Buffoon Man has come full circle. One of Sandler’s original stand-up personas has begun to embody his ridiculous career choices lately. In 2002’s Punch Drunk Love, Adam made an honest attempt at a serious role, failed, and ever since then, has been stuck between comedy and drama. And that means he’s neither funny nor believable, a terrible combination on-screen. With additional projects coming, due to his 4-film Netflix deal, Adam is far from over. Let’s just hope that it’s the final 4. He should consider returning to SNL to rediscover his comedic roots, or just stick to voicing animation, which is far more tolerable.

1. Johnny Depp


The original Pirates of the Caribbean, back in 2003, was an awesome flick. The problem is, it was so good that Johnny caught a bad case of Jack Sparrow disease.
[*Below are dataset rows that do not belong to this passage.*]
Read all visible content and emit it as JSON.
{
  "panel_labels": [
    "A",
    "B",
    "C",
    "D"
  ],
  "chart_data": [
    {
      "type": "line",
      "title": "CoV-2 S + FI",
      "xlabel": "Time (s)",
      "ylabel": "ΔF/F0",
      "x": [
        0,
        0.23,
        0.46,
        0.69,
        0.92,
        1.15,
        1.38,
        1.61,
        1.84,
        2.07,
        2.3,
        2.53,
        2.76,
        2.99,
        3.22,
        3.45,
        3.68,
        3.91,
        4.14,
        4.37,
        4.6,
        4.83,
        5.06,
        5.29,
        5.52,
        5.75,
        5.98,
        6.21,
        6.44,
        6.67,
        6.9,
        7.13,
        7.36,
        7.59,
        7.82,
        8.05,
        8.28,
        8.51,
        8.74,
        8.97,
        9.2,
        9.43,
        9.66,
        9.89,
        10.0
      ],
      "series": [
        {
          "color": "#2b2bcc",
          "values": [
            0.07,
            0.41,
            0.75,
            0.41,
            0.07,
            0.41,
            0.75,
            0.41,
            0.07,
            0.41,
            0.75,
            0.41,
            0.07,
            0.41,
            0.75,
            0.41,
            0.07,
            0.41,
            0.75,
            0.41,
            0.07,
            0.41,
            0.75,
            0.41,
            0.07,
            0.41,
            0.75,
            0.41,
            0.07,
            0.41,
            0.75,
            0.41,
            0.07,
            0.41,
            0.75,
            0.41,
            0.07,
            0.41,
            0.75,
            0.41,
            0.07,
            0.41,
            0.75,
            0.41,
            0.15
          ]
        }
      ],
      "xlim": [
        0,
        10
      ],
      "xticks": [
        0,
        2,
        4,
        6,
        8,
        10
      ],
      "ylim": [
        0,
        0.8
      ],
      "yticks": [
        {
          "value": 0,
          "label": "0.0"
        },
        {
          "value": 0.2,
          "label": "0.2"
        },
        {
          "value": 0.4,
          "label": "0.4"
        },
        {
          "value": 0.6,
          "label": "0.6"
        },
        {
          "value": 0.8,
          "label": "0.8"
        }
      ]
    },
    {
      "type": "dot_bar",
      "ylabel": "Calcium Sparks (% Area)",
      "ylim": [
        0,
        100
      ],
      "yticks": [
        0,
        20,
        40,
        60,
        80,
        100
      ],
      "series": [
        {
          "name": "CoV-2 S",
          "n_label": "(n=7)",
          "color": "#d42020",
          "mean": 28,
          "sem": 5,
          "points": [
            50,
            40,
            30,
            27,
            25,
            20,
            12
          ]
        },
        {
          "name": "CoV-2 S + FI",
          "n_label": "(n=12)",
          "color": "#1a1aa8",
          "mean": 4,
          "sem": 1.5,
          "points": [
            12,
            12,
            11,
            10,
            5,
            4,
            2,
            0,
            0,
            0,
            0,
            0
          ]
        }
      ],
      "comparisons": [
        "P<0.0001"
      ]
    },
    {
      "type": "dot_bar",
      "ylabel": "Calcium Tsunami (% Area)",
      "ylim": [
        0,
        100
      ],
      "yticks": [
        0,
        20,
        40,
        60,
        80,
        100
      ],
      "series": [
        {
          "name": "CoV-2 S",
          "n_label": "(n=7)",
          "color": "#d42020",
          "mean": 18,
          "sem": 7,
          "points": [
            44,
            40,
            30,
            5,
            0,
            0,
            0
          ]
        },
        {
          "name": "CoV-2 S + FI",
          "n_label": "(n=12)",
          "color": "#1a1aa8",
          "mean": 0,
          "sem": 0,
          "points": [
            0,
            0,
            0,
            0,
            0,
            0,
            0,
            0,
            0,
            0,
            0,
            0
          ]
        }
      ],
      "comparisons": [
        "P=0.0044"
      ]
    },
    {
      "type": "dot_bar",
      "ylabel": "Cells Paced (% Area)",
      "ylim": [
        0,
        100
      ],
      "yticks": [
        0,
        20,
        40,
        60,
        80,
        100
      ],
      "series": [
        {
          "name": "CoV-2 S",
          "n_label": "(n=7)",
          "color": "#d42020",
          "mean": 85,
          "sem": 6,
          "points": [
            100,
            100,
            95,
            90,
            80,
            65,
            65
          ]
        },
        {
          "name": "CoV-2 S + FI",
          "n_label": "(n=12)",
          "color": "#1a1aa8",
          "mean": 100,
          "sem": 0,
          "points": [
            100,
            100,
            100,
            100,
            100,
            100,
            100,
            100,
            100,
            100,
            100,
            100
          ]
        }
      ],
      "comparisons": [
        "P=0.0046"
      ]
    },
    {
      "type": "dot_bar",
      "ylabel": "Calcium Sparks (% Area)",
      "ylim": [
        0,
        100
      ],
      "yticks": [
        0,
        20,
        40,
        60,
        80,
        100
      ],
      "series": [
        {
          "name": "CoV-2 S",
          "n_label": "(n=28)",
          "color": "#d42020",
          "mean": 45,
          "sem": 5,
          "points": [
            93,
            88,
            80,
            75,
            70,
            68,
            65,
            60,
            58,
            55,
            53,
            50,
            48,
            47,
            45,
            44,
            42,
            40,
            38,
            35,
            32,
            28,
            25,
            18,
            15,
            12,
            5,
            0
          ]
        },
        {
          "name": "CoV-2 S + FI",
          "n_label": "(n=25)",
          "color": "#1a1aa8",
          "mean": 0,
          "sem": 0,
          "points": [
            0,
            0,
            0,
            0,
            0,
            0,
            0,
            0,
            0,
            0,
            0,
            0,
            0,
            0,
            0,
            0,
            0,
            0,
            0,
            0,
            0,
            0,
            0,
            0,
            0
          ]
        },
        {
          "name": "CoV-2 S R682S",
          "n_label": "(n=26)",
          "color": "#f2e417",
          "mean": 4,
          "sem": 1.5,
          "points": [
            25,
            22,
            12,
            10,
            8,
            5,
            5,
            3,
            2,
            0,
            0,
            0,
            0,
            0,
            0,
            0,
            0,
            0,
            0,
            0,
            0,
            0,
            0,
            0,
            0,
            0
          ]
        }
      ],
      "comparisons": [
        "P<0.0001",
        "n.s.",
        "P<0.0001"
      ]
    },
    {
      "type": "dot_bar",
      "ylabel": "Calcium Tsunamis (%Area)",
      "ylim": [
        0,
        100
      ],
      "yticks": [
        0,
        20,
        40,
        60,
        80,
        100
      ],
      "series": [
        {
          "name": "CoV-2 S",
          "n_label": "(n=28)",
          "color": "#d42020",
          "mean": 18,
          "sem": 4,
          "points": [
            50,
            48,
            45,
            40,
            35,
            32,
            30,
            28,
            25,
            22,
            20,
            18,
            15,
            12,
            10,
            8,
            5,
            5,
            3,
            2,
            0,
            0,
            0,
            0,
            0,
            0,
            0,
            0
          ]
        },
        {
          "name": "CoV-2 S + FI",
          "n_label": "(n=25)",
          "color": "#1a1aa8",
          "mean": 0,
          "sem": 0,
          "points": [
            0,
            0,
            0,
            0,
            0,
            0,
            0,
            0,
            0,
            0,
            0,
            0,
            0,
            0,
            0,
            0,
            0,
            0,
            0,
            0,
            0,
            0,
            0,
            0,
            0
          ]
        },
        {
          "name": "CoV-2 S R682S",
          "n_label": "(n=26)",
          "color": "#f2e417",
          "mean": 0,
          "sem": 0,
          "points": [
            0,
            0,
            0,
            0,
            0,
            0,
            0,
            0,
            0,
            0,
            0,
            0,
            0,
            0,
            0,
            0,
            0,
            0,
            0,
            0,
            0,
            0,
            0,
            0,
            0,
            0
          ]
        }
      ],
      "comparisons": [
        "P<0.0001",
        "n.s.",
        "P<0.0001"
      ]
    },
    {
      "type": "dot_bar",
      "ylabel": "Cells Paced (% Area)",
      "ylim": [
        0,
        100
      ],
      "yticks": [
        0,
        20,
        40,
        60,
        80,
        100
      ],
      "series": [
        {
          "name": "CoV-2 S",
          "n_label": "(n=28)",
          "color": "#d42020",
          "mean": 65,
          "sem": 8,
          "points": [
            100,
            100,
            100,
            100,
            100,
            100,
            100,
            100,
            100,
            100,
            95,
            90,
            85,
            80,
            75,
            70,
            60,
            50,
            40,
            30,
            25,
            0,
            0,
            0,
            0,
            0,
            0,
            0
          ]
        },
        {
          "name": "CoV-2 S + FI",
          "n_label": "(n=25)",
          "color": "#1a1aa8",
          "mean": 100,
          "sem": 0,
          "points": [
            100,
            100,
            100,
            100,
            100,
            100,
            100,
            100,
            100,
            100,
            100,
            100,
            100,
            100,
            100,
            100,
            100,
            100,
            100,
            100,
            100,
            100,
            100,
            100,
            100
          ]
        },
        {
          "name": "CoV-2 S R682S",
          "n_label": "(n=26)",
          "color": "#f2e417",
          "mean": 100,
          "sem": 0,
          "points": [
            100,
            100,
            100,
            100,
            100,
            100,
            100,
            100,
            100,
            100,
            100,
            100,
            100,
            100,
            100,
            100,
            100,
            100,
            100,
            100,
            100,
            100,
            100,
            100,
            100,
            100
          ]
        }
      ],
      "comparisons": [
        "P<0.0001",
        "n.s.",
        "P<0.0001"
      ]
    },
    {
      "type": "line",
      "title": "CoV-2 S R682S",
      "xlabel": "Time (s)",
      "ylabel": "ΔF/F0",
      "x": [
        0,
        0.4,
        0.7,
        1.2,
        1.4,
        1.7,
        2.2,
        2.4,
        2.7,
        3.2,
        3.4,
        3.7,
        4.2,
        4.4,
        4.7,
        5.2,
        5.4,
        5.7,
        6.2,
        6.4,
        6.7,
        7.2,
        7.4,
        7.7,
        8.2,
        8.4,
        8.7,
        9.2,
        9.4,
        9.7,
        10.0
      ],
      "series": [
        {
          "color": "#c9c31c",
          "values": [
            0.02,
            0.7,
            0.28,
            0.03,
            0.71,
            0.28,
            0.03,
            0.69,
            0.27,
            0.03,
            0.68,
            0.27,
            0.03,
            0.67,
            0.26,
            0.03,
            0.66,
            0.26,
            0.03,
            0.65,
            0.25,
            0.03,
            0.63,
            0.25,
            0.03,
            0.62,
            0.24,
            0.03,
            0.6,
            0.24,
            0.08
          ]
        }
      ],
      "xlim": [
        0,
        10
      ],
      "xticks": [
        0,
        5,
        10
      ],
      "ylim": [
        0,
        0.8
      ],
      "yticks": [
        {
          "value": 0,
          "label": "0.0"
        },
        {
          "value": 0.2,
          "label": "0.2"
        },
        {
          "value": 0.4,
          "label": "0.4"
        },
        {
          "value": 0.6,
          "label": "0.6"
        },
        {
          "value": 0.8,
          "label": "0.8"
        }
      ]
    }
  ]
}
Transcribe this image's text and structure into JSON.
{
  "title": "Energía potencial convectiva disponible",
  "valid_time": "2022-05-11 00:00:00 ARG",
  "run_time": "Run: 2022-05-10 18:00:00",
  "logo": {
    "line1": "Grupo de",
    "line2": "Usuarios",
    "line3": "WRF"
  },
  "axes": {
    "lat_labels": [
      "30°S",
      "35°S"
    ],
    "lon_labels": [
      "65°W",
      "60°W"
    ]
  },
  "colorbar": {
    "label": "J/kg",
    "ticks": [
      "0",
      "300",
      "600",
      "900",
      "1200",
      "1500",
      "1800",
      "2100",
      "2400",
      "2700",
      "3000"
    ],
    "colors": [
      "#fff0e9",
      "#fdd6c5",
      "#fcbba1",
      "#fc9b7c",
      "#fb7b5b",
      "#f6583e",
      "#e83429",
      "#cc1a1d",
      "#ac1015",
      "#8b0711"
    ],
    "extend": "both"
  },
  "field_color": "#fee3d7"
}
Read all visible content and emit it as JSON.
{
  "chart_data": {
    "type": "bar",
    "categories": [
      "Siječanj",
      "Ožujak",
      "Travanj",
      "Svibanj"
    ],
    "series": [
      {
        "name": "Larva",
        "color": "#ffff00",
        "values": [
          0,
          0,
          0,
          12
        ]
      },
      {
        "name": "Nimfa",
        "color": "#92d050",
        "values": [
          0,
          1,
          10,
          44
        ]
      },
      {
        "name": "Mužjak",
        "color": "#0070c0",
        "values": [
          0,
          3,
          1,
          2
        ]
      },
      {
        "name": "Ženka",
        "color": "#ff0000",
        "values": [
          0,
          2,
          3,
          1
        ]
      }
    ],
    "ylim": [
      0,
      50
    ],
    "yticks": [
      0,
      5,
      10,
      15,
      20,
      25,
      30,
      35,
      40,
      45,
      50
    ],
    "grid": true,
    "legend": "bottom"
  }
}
He liked the character so much that he never let him go and now Depp constantly acts like a drunken pirate. Also, does anyone know why in the world he took the role of Tonto in The Lone Ranger? Man, that was awful, even worse than Mortdecai. And why did he wear that goofy bald cap for Black Mass? It could have been a decent flick if Depp hadn’t worn another one of his over-the-top disguises.